In recent years, house building has slowed to the lowest levels seen in peace time since the 1920s, The number of new homes built in England increased by 7 per cent from 106,720 in 2010 to 114,160 in 2011, according to figures from the Department for Communities and Local Government.

There are currently around 110,000 homes being built per year at a time when the Government estimates 230,000 are needed.s

Legal and General Mortgage Club managing director Ben Thompson says: “If we carry on as we are with no change, it will feel okay for a while, but years down the line the fallout from inaction will become clear, in the form of social and financial problems. Change is needed, boldness is paramount, we need this, and need it now.”

Industry experts may agree that change is required but few seem to think the solution could be as straightforward as increasing the amount of land available for development.

Design Council Commission for Architecture and the Built Environment director Wayne Hemingway says the UK suffers from a lack of institutional investment in terms of housing.

He says: “In Holland, 15 per cent of institutional investment goes into housing. It is just 1 per cent in this country.”

The Department for Communities and Local Government commissioned a report, entitled ‘Review of the barriers to institutional investment in private rented homes’ in August, hoping to encourage institutional investors to take a greater interest in the housing construction sector.”

While the Government has taken these initial steps towards addressing a lack of investment, it is still too early to say whether there has been any improvement on this front.
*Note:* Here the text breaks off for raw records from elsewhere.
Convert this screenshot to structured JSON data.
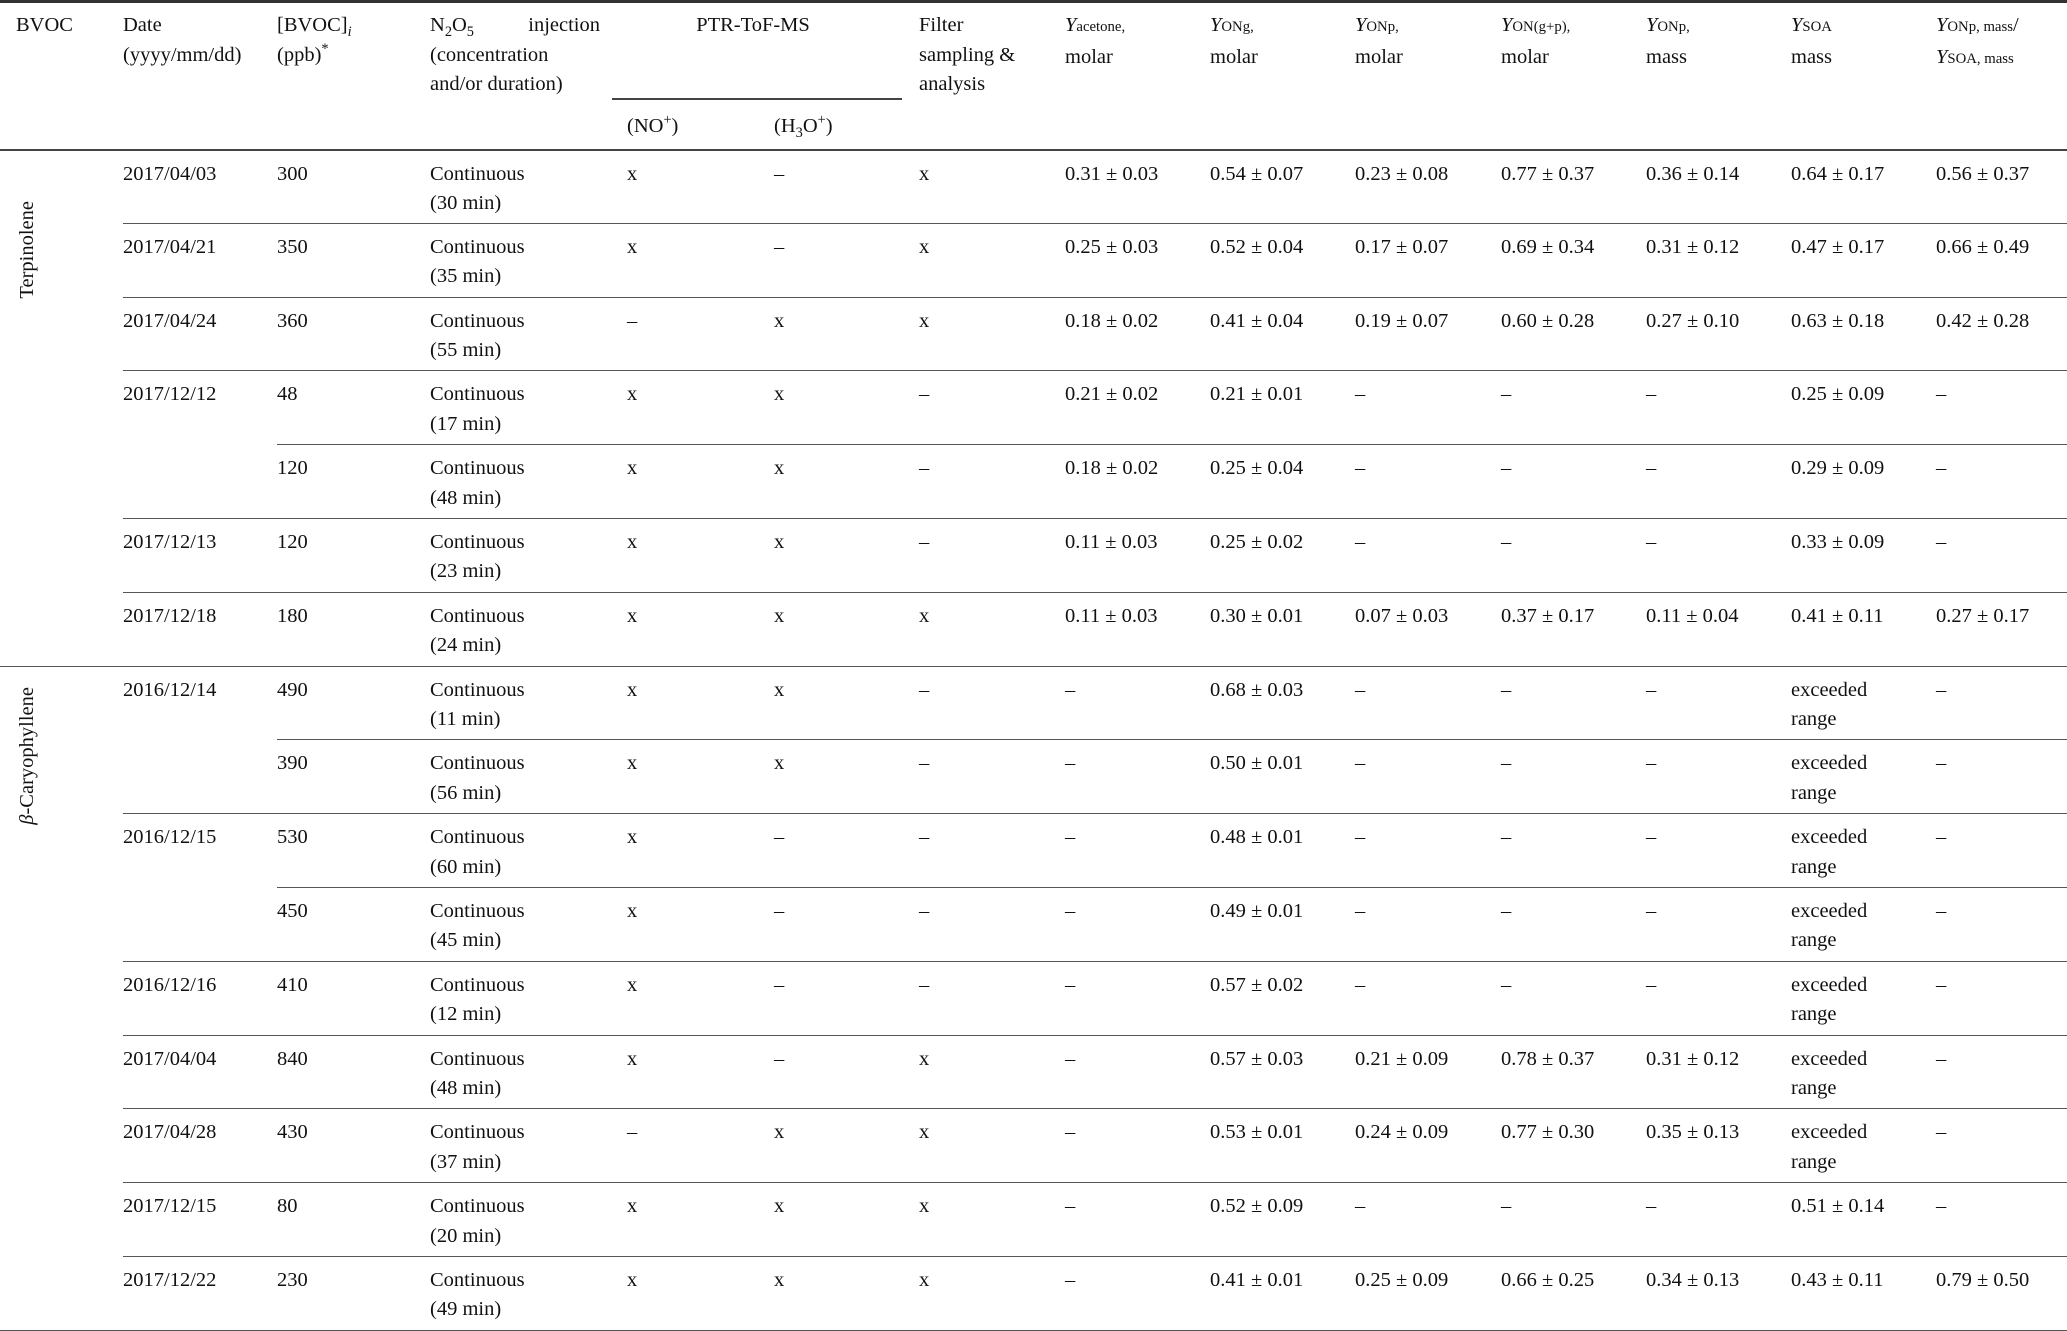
{
  "header": {
    "bvoc": "BVOC",
    "date": "Date\n(yyyy/mm/dd)",
    "conc_main": "[BVOC]",
    "conc_sub": "i",
    "conc_unit": "(ppb)",
    "conc_star": "*",
    "n2o5_n": "N",
    "n2o5_2": "2",
    "n2o5_o": "O",
    "n2o5_5": "5",
    "n2o5_injection": "injection",
    "n2o5_rest": "(concentration\nand/or duration)",
    "ptr": "PTR-ToF-MS",
    "ptr_no": "(NO",
    "ptr_no_sup": "+",
    "ptr_no_close": ")",
    "ptr_h3o_a": "(H",
    "ptr_h3o_3": "3",
    "ptr_h3o_b": "O",
    "ptr_h3o_sup": "+",
    "ptr_h3o_close": ")",
    "filter": "Filter\nsampling &\nanalysis",
    "yields": [
      {
        "y": "Y",
        "sub": "acetone,",
        "line2": "molar"
      },
      {
        "y": "Y",
        "sub": "ONg,",
        "line2": "molar"
      },
      {
        "y": "Y",
        "sub": "ONp,",
        "line2": "molar"
      },
      {
        "y": "Y",
        "sub": "ON(g+p),",
        "line2": "molar"
      },
      {
        "y": "Y",
        "sub": "ONp,",
        "line2": "mass"
      },
      {
        "y": "Y",
        "sub": "SOA",
        "line2": "mass"
      }
    ],
    "ratio": {
      "y1": "Y",
      "sub1": "ONp, mass",
      "slash": "/",
      "y2": "Y",
      "sub2": "SOA, mass"
    }
  },
  "groups": [
    {
      "bvoc": "Terpinolene",
      "bvoc_prefix": "",
      "rows": [
        {
          "date": "2017/04/03",
          "date_span": 1,
          "conc": "300",
          "n2o5": "Continuous\n(30 min)",
          "no": "x",
          "h3o": "–",
          "filter": "x",
          "y_acetone": "0.31 ± 0.03",
          "y_ong": "0.54 ± 0.07",
          "y_onp": "0.23 ± 0.08",
          "y_ongp": "0.77 ± 0.37",
          "y_onp_mass": "0.36 ± 0.14",
          "y_soa": "0.64 ± 0.17",
          "ratio": "0.56 ± 0.37"
        },
        {
          "date": "2017/04/21",
          "date_span": 1,
          "conc": "350",
          "n2o5": "Continuous\n(35 min)",
          "no": "x",
          "h3o": "–",
          "filter": "x",
          "y_acetone": "0.25 ± 0.03",
          "y_ong": "0.52 ± 0.04",
          "y_onp": "0.17 ± 0.07",
          "y_ongp": "0.69 ± 0.34",
          "y_onp_mass": "0.31 ± 0.12",
          "y_soa": "0.47 ± 0.17",
          "ratio": "0.66 ± 0.49"
        },
        {
          "date": "2017/04/24",
          "date_span": 1,
          "conc": "360",
          "n2o5": "Continuous\n(55 min)",
          "no": "–",
          "h3o": "x",
          "filter": "x",
          "y_acetone": "0.18 ± 0.02",
          "y_ong": "0.41 ± 0.04",
          "y_onp": "0.19 ± 0.07",
          "y_ongp": "0.60 ± 0.28",
          "y_onp_mass": "0.27 ± 0.10",
          "y_soa": "0.63 ± 0.18",
          "ratio": "0.42 ± 0.28"
        },
        {
          "date": "2017/12/12",
          "date_span": 2,
          "conc": "48",
          "n2o5": "Continuous\n(17 min)",
          "no": "x",
          "h3o": "x",
          "filter": "–",
          "y_acetone": "0.21 ± 0.02",
          "y_ong": "0.21 ± 0.01",
          "y_onp": "–",
          "y_ongp": "–",
          "y_onp_mass": "–",
          "y_soa": "0.25 ± 0.09",
          "ratio": "–"
        },
        {
          "date": null,
          "conc": "120",
          "n2o5": "Continuous\n(48 min)",
          "no": "x",
          "h3o": "x",
          "filter": "–",
          "y_acetone": "0.18 ± 0.02",
          "y_ong": "0.25 ± 0.04",
          "y_onp": "–",
          "y_ongp": "–",
          "y_onp_mass": "–",
          "y_soa": "0.29 ± 0.09",
          "ratio": "–"
        },
        {
          "date": "2017/12/13",
          "date_span": 1,
          "conc": "120",
          "n2o5": "Continuous\n(23 min)",
          "no": "x",
          "h3o": "x",
          "filter": "–",
          "y_acetone": "0.11 ± 0.03",
          "y_ong": "0.25 ± 0.02",
          "y_onp": "–",
          "y_ongp": "–",
          "y_onp_mass": "–",
          "y_soa": "0.33 ± 0.09",
          "ratio": "–"
        },
        {
          "date": "2017/12/18",
          "date_span": 1,
          "conc": "180",
          "n2o5": "Continuous\n(24 min)",
          "no": "x",
          "h3o": "x",
          "filter": "x",
          "y_acetone": "0.11 ± 0.03",
          "y_ong": "0.30 ± 0.01",
          "y_onp": "0.07 ± 0.03",
          "y_ongp": "0.37 ± 0.17",
          "y_onp_mass": "0.11 ± 0.04",
          "y_soa": "0.41 ± 0.11",
          "ratio": "0.27 ± 0.17"
        }
      ]
    },
    {
      "bvoc": "-Caryophyllene",
      "bvoc_prefix": "β",
      "rows": [
        {
          "date": "2016/12/14",
          "date_span": 2,
          "conc": "490",
          "n2o5": "Continuous\n(11 min)",
          "no": "x",
          "h3o": "x",
          "filter": "–",
          "y_acetone": "–",
          "y_ong": "0.68 ± 0.03",
          "y_onp": "–",
          "y_ongp": "–",
          "y_onp_mass": "–",
          "y_soa": "exceeded\nrange",
          "ratio": "–"
        },
        {
          "date": null,
          "conc": "390",
          "n2o5": "Continuous\n(56 min)",
          "no": "x",
          "h3o": "x",
          "filter": "–",
          "y_acetone": "–",
          "y_ong": "0.50 ± 0.01",
          "y_onp": "–",
          "y_ongp": "–",
          "y_onp_mass": "–",
          "y_soa": "exceeded\nrange",
          "ratio": "–"
        },
        {
          "date": "2016/12/15",
          "date_span": 2,
          "conc": "530",
          "n2o5": "Continuous\n(60 min)",
          "no": "x",
          "h3o": "–",
          "filter": "–",
          "y_acetone": "–",
          "y_ong": "0.48 ± 0.01",
          "y_onp": "–",
          "y_ongp": "–",
          "y_onp_mass": "–",
          "y_soa": "exceeded\nrange",
          "ratio": "–"
        },
        {
          "date": null,
          "conc": "450",
          "n2o5": "Continuous\n(45 min)",
          "no": "x",
          "h3o": "–",
          "filter": "–",
          "y_acetone": "–",
          "y_ong": "0.49 ± 0.01",
          "y_onp": "–",
          "y_ongp": "–",
          "y_onp_mass": "–",
          "y_soa": "exceeded\nrange",
          "ratio": "–"
        },
        {
          "date": "2016/12/16",
          "date_span": 1,
          "conc": "410",
          "n2o5": "Continuous\n(12 min)",
          "no": "x",
          "h3o": "–",
          "filter": "–",
          "y_acetone": "–",
          "y_ong": "0.57 ± 0.02",
          "y_onp": "–",
          "y_ongp": "–",
          "y_onp_mass": "–",
          "y_soa": "exceeded\nrange",
          "ratio": "–"
        },
        {
          "date": "2017/04/04",
          "date_span": 1,
          "conc": "840",
          "n2o5": "Continuous\n(48 min)",
          "no": "x",
          "h3o": "–",
          "filter": "x",
          "y_acetone": "–",
          "y_ong": "0.57 ± 0.03",
          "y_onp": "0.21 ± 0.09",
          "y_ongp": "0.78 ± 0.37",
          "y_onp_mass": "0.31 ± 0.12",
          "y_soa": "exceeded\nrange",
          "ratio": "–"
        },
        {
          "date": "2017/04/28",
          "date_span": 1,
          "conc": "430",
          "n2o5": "Continuous\n(37 min)",
          "no": "–",
          "h3o": "x",
          "filter": "x",
          "y_acetone": "–",
          "y_ong": "0.53 ± 0.01",
          "y_onp": "0.24 ± 0.09",
          "y_ongp": "0.77 ± 0.30",
          "y_onp_mass": "0.35 ± 0.13",
          "y_soa": "exceeded\nrange",
          "ratio": "–"
        },
        {
          "date": "2017/12/15",
          "date_span": 1,
          "conc": "80",
          "n2o5": "Continuous\n(20 min)",
          "no": "x",
          "h3o": "x",
          "filter": "x",
          "y_acetone": "–",
          "y_ong": "0.52 ± 0.09",
          "y_onp": "–",
          "y_ongp": "–",
          "y_onp_mass": "–",
          "y_soa": "0.51 ± 0.14",
          "ratio": "–"
        },
        {
          "date": "2017/12/22",
          "date_span": 1,
          "conc": "230",
          "n2o5": "Continuous\n(49 min)",
          "no": "x",
          "h3o": "x",
          "filter": "x",
          "y_acetone": "–",
          "y_ong": "0.41 ± 0.01",
          "y_onp": "0.25 ± 0.09",
          "y_ongp": "0.66 ± 0.25",
          "y_onp_mass": "0.34 ± 0.13",
          "y_soa": "0.43 ± 0.11",
          "ratio": "0.79 ± 0.50"
        }
      ]
    }
  ]
}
The Home Builders Federation highlights additional factors which are hindering the progress of house building in the UK.

HBF head of communications Steve Turner says: “The minister’s figures look accurate but there is no simple solution to house building. Mortgage availability is a factor but land is definitely another and we have been not been delivering on land through the planning system for a number of decades.

“The minister is right that we need to increase the amount of land available for development. There is a perception that more of the country is currently developed than actually is, meaning that it is only small additional percentages which are required going forwards.”
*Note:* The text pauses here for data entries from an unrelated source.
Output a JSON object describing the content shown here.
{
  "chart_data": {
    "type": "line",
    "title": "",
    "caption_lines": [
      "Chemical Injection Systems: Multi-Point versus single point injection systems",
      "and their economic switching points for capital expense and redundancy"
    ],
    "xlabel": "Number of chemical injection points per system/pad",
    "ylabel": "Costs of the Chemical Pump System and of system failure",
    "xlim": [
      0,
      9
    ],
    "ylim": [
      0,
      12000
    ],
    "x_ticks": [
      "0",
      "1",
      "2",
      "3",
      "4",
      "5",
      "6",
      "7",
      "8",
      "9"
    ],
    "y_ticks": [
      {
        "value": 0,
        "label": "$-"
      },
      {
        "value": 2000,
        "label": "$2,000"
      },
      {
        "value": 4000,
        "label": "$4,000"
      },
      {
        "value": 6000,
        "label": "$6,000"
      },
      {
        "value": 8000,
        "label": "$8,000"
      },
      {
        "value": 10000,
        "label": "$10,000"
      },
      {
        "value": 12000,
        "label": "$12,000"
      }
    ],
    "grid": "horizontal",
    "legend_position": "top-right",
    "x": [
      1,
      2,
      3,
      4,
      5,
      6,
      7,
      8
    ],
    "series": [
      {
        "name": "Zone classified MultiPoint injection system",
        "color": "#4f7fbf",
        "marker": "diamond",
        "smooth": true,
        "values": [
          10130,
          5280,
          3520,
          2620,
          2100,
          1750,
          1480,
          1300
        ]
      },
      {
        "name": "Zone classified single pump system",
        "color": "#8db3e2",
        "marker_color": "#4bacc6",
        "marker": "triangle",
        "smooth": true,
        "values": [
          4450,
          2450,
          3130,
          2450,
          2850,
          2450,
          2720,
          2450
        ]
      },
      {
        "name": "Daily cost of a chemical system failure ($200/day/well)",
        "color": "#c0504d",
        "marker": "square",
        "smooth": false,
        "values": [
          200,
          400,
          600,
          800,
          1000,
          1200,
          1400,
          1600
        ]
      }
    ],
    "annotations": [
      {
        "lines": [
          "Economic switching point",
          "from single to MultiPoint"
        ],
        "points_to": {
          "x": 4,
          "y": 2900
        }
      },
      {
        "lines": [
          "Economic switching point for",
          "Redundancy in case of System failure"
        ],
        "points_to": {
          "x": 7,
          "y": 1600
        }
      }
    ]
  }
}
Figures from MoneySupermarket show the availability of mortgage products has started to improve since the Government’s Funding for Lending scheme was introduced in August.
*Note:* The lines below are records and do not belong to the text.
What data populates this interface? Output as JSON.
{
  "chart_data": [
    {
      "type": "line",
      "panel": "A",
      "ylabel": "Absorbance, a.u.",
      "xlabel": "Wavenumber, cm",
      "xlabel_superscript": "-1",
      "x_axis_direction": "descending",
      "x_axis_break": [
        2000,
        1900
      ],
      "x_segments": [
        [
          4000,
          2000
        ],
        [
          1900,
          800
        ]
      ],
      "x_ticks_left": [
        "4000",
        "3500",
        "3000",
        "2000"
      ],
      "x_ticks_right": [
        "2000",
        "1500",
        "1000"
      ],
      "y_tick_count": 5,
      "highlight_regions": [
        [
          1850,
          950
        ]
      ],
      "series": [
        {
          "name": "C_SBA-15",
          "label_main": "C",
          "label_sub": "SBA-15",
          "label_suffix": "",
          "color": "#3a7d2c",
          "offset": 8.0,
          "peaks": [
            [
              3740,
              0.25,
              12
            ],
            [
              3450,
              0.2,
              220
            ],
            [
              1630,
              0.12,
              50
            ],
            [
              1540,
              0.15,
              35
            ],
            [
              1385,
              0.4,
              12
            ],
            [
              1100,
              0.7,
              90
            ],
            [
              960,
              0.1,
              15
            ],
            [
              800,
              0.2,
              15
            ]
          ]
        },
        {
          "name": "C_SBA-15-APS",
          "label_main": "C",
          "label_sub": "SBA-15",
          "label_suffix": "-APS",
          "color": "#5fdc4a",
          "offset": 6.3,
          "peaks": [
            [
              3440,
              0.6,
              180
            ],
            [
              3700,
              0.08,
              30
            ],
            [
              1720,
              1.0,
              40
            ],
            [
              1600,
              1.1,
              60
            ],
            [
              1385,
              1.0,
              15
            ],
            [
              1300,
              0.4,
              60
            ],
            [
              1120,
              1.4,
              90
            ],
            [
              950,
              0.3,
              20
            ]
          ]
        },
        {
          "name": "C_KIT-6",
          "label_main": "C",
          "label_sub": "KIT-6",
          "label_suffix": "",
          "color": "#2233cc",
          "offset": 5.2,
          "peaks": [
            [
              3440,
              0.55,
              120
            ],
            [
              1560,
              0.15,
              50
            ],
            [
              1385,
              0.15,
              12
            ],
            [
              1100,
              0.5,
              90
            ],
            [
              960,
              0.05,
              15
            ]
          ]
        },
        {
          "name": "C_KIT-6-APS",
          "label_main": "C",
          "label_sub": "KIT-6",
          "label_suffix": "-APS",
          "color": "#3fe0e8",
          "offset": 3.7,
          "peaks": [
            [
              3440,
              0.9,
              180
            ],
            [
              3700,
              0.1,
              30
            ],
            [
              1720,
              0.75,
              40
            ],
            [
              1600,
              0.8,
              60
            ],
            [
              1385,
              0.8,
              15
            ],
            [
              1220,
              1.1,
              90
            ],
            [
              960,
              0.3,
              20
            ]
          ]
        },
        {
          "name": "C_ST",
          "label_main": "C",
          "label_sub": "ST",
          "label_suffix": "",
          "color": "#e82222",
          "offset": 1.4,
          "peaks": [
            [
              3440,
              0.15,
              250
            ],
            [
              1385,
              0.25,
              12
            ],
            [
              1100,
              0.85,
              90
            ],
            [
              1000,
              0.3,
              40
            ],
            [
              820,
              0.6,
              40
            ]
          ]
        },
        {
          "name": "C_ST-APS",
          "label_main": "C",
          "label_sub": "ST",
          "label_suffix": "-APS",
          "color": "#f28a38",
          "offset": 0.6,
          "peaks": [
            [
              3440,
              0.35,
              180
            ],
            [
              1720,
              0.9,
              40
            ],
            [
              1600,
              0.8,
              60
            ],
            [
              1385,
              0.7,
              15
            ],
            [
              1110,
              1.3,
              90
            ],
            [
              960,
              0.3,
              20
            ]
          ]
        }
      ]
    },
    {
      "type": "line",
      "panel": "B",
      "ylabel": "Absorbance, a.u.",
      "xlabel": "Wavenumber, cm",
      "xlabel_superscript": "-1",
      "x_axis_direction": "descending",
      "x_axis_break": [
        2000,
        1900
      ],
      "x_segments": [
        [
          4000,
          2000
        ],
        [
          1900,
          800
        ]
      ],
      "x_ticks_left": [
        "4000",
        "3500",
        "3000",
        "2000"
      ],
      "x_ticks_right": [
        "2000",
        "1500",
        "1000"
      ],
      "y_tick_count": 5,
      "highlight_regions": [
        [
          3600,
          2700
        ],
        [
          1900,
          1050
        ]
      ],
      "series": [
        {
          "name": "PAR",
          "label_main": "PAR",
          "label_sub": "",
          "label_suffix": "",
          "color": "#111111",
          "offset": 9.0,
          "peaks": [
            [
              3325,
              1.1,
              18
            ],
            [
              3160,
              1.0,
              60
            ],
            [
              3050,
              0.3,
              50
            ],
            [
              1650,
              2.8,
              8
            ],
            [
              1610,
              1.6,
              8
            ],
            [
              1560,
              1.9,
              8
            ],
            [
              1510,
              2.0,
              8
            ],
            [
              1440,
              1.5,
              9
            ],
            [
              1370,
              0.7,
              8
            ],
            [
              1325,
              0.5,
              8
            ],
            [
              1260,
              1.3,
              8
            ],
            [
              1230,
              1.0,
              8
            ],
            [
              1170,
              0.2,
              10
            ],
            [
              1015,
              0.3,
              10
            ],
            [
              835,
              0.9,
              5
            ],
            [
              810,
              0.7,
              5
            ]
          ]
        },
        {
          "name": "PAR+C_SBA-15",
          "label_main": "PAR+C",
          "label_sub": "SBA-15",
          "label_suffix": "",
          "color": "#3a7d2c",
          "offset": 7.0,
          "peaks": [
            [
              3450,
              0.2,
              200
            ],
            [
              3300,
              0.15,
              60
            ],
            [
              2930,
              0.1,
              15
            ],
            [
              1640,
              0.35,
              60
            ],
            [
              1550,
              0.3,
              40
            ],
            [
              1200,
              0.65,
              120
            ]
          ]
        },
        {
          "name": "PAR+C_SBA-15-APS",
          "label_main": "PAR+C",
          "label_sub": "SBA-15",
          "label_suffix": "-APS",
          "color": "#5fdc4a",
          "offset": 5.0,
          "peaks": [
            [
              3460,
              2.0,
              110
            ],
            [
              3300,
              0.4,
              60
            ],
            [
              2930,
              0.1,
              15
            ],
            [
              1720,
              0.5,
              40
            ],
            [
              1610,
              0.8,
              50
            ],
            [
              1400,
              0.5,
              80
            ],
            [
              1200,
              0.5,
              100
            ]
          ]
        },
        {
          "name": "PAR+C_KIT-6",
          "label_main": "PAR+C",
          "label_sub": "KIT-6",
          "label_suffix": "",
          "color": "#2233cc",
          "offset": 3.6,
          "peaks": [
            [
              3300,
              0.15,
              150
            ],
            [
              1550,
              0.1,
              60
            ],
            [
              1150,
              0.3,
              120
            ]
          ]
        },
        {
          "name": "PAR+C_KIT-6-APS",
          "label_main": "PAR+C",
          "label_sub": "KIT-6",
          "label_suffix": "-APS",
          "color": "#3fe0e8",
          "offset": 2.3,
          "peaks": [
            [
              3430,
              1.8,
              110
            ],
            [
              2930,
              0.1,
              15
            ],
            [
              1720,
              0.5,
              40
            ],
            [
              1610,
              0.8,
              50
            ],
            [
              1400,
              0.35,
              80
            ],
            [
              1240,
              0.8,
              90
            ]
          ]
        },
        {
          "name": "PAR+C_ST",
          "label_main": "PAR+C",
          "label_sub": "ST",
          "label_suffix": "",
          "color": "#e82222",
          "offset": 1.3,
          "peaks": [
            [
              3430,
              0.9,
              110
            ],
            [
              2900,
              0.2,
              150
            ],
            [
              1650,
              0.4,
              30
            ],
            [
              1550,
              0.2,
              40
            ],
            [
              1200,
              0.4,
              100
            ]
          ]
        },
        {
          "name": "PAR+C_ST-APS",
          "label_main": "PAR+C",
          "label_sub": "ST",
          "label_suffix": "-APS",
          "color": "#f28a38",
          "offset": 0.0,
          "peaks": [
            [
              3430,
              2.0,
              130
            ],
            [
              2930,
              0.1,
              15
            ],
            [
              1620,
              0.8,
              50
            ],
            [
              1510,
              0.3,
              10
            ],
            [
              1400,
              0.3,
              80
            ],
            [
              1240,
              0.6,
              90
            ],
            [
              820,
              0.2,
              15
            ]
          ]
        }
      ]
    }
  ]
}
The total number of mortgages available in May was 2,365. The figure had risen to 2,373 by the time the FLS was introduced. There are currently 2,781 mortgages now available, representing a 17 per cent increase since August.

But the HBF continues to campaign for relaxed planning application criteria, citing this as a significant barrier to increasing the number of homes being built in the UK.

The HBF recently made a submission to the Chancellor’s Autumn Statement in which it calls for a review of the planning application process in full.

“There is widespread industry concern about the number of planning conditions, and in particular the unrealistic and often unnecessary number of ‘pre commencement’ conditions which hold up site starts,” according to the submission.

Building Societies Association head of mortgage policy Paul Broadhead agrees that the UK has comparatively tough planning restrictions but questions whether developers are fully utilising their own existing land banks.

He says: “The house building authorities say they need looser planning restrictions but if I was the Government, I would ask home builders to develop their land banks first.”

The planning minister also warns a public desire to build “beautiful” homes is holding back contruction. He says: “In a nutshell, because we don’t build beautifully, people don’t let us build much. And because we don’t build much, we can’t afford to build beautifully.”

A policy which turns over open land to development is unlikely to be a popular one especially amoung local residents and regardless of the aesthetic outcome. What is clear is there are a number of underlying issues which require careful attention and will not be solved by one sweeping Government policy.